Quel regard portez-vous sur votre combat pour le français en Louisiane?

Les années 1990 étaient des temps héroïques où nous avions l’impression de changer l’Histoire. Quand j’étais petit, dans les années 1960, parler français en public était mal vu, même si tous les gens de mon village âgés de plus de 50 ans le maîtrisaient. Mais à partir des années 1980, cette langue est devenue un phénomène de mode petit à petit. Maintenant, les gens ont honte de ne pas le parler! On a gagné…

Vous vous êtes décrits comme un francophone louisianais gardien des mots…

(rires) J’ai dit ça? Je suis de ce qu’on appelle la génération perdue, à laquelle le français n’a pas été transmis. J’avais cependant beaucoup d’amis d’origine hispanique parfaitement bilingues. Je me suis donc senti lésé. Le mouvement de la renaissance francophone commençait par ailleurs dans les années 1970. J’observais les militants, mais je ne pouvais pas prendre part à leur combat, car je ne parlais pas français. C’est pourquoi j’ai décidé de partir en France en 1981. Je suis revenu en Louisiane en 1989, quand la popularité de la culture cadienne explosait. C’est à ce moment-là que j’ai commencé à développer des programmes d’immersion francophone.

Votre lutte est-elle terminée?

Il ne faut pas oublier que l’anglais domine aux États-Unis. Mais il y a des programmes d’immersion française à La Nouvelle-Orléans et à Bâton-Rouge. La Louisiane est aussi devenue membre observateur de l’Organisation internationale de la francophonie (OIF) l’année dernière.

Comment se porte la francophonie en Acadie canadienne?

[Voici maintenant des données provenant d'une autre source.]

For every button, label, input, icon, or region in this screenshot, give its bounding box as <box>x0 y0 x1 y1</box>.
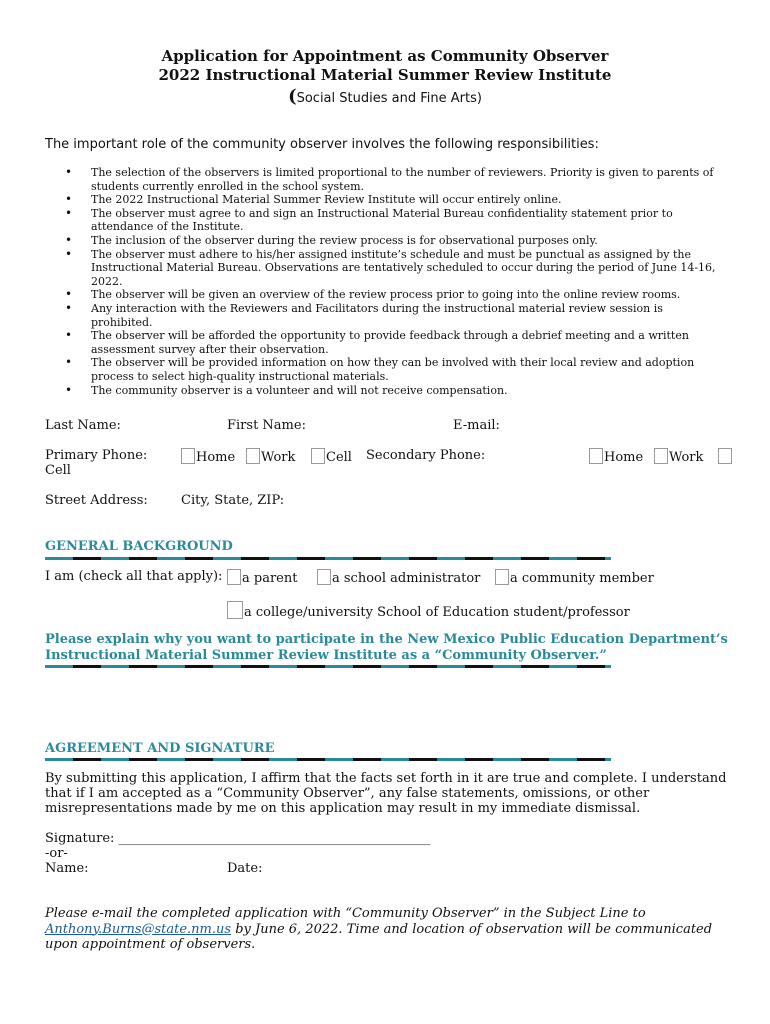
signature-line[interactable]: Signature: ________________________________________________ <box>45 831 431 846</box>
college-university-label: a college/university School of Education student/professor <box>244 605 630 620</box>
date-label: Date: <box>227 861 263 876</box>
subtitle-text: Social Studies and Fine Arts) <box>296 91 482 106</box>
school-administrator-checkbox[interactable] <box>317 569 331 585</box>
submission-instructions <box>45 906 745 953</box>
secondary-work-label: Work <box>669 450 704 465</box>
general-background-heading: GENERAL BACKGROUND <box>45 539 233 554</box>
section-divider <box>45 665 611 668</box>
list-item: • The observer will be given an overview of the review process prior to going into the online review rooms. <box>45 288 725 302</box>
primary-cell-option[interactable] <box>311 448 352 465</box>
document-subtitle <box>0 86 770 107</box>
primary-work-checkbox[interactable] <box>246 448 260 464</box>
list-item: • The observer will be provided information on how they can be involved with their local review and adoption process to select high-quality instructional materials. <box>45 356 725 383</box>
primary-home-label: Home <box>196 450 236 465</box>
primary-cell-label: Cell <box>326 450 352 465</box>
college-university-checkbox[interactable] <box>227 601 243 619</box>
name-label: Name: <box>45 861 89 876</box>
list-item: • The observer will be afforded the opportunity to provide feedback through a debrief meeting and a written assessment survey after their observation. <box>45 329 725 356</box>
secondary-home-label: Home <box>604 450 644 465</box>
primary-work-label: Work <box>261 450 296 465</box>
parent-label: a parent <box>242 571 298 586</box>
instructions-text-end: by June 6, 2022. Time and location of observation will be communicated upon appointment of observers. <box>45 921 713 952</box>
responsibilities-list <box>45 166 725 397</box>
primary-cell-checkbox[interactable] <box>311 448 325 464</box>
first-name-label: First Name: <box>227 418 306 433</box>
community-member-label: a community member <box>510 571 654 586</box>
primary-home-checkbox[interactable] <box>181 448 195 464</box>
community-member-checkbox[interactable] <box>495 569 509 585</box>
option-college-university[interactable] <box>227 601 630 620</box>
last-name-label: Last Name: <box>45 418 121 433</box>
parent-checkbox[interactable] <box>227 569 241 585</box>
list-item: • The inclusion of the observer during the review process is for observational purposes only. <box>45 234 725 248</box>
instructions-text-start: Please e-mail the completed application with “Community Observer” in the Subject Line to <box>45 906 646 921</box>
section-divider <box>45 758 611 761</box>
list-item: • The observer must adhere to his/her assigned institute’s schedule and must be punctual as assigned by the Instructional Material Bureau. Observations are tentatively scheduled to occur during the period of June 14-16, 2022. <box>45 248 725 289</box>
agreement-text: By submitting this application, I affirm that the facts set forth in it are true and complete. I understand that if I am accepted as a “Community Observer”, any false statements, omissions, or other misrepresentations made by me on this application may result in my immediate dismissal. <box>45 771 727 816</box>
document-title-line2: 2022 Instructional Material Summer Review Institute <box>158 66 612 84</box>
option-community-member[interactable] <box>495 569 654 586</box>
secondary-work-option[interactable] <box>654 448 703 465</box>
option-school-administrator[interactable] <box>317 569 480 586</box>
primary-work-option[interactable] <box>246 448 295 465</box>
list-item: • The selection of the observers is limited proportional to the number of reviewers. Priority is given to parents of students currently enrolled in the school system. <box>45 166 725 193</box>
contact-email-link[interactable]: Anthony.Burns@state.nm.us <box>45 921 232 937</box>
agreement-heading: AGREEMENT AND SIGNATURE <box>45 741 275 756</box>
primary-phone-label: Primary Phone: <box>45 448 148 463</box>
secondary-cell-option[interactable] <box>718 448 733 465</box>
list-item: • The community observer is a volunteer and will not receive compensation. <box>45 384 725 398</box>
city-state-zip-label: City, State, ZIP: <box>181 493 285 508</box>
street-address-label: Street Address: <box>45 493 148 508</box>
secondary-phone-label: Secondary Phone: <box>366 448 486 463</box>
secondary-work-checkbox[interactable] <box>654 448 668 464</box>
explain-prompt: Please explain why you want to participate in the New Mexico Public Education Department’s Instructional Material Summer Review Institute as a “Community Observer.” <box>45 632 728 663</box>
subtitle-paren: ( <box>288 86 297 107</box>
list-item: • The observer must agree to and sign an Instructional Material Bureau confidentiality statement prior to attendance of the Institute. <box>45 207 725 234</box>
secondary-home-option[interactable] <box>589 448 643 465</box>
list-item: • Any interaction with the Reviewers and Facilitators during the instructional material review session is prohibited. <box>45 302 725 329</box>
list-item: • The 2022 Instructional Material Summer Review Institute will occur entirely online. <box>45 193 725 207</box>
primary-phone-cell-wrap: Cell <box>45 463 71 478</box>
secondary-home-checkbox[interactable] <box>589 448 603 464</box>
or-label: -or- <box>45 846 68 861</box>
section-divider <box>45 557 611 560</box>
primary-home-option[interactable] <box>181 448 235 465</box>
intro-text: The important role of the community observer involves the following responsibilities: <box>45 137 599 152</box>
school-administrator-label: a school administrator <box>332 571 481 586</box>
document-title: Application for Appointment as Community Observer <box>161 47 609 65</box>
option-parent[interactable] <box>227 569 297 586</box>
email-label: E-mail: <box>453 418 500 433</box>
check-all-prompt: I am (check all that apply): <box>45 569 223 584</box>
secondary-cell-checkbox[interactable] <box>718 448 732 464</box>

J’avoue que j’en suis un peu jaloux! Je vois comme vous vivez le bilinguisme, même si ce n’est pas toujours évident. La plupart des Acadiens parlent deux langues. Vous avez Radio-Canada, l’Acadie Nouvelle… Si la situation pouvait être la même en Louisiane, ce serait formidable.

Comment allez-vous continuer à vous battre, alors ?

Il n’est pas question de se battre, mais juste de parler français, même avec les débutants. Chaque mot prononcé dans la langue de Molière est un acte de résistance qui permet de la préserver. C’est en parlant français qu’on devient francophone!

Votre accent est celui du français international. Celui de votre grand-mère a-t-il survécu?

Certaines personnes font l’effort de le pratiquer encore. Ma grand-mère avait un vocabulaire extraordinaire et des façons de prononcer les mots qui remontaient au temps de l’arrivée des Français en Amérique du Nord. C’était fabuleux! Un jour, la circulation automobile était très lente. Je lui dis: «ah! Le monde avance doucement, là!» Elle me répond: «ça navigue comme des crabes molles.»

Et le fameux: «laissez le bon temps rouler»?

Je déteste cette expression! D’abord, ce n’est pas du français louisianais. C’est une traduction de «let the good times roll», utilisée pour promouvoir le tourisme. Je travaille dans ce domaine aujourd’hui, au Bayou Vermillon District, mais j’essaye de le faire de façon authentique, sans tomber dans le stéréotype du Cadien paresseux qui passe son temps à boire et à danser.

Vous préférez l’appellation «français louisianais» à «français cadien»…

Je crois que le mot cadien n’est plus adapté à notre réalité, car beaucoup de Franco-Louisianais ne sont pas d’origine acadienne. Il faut être inclusif parce que nous sommes trop peu nombreux pour nous occuper de questions raciales. Les Créoles et les Cadiens forment un seul peuple.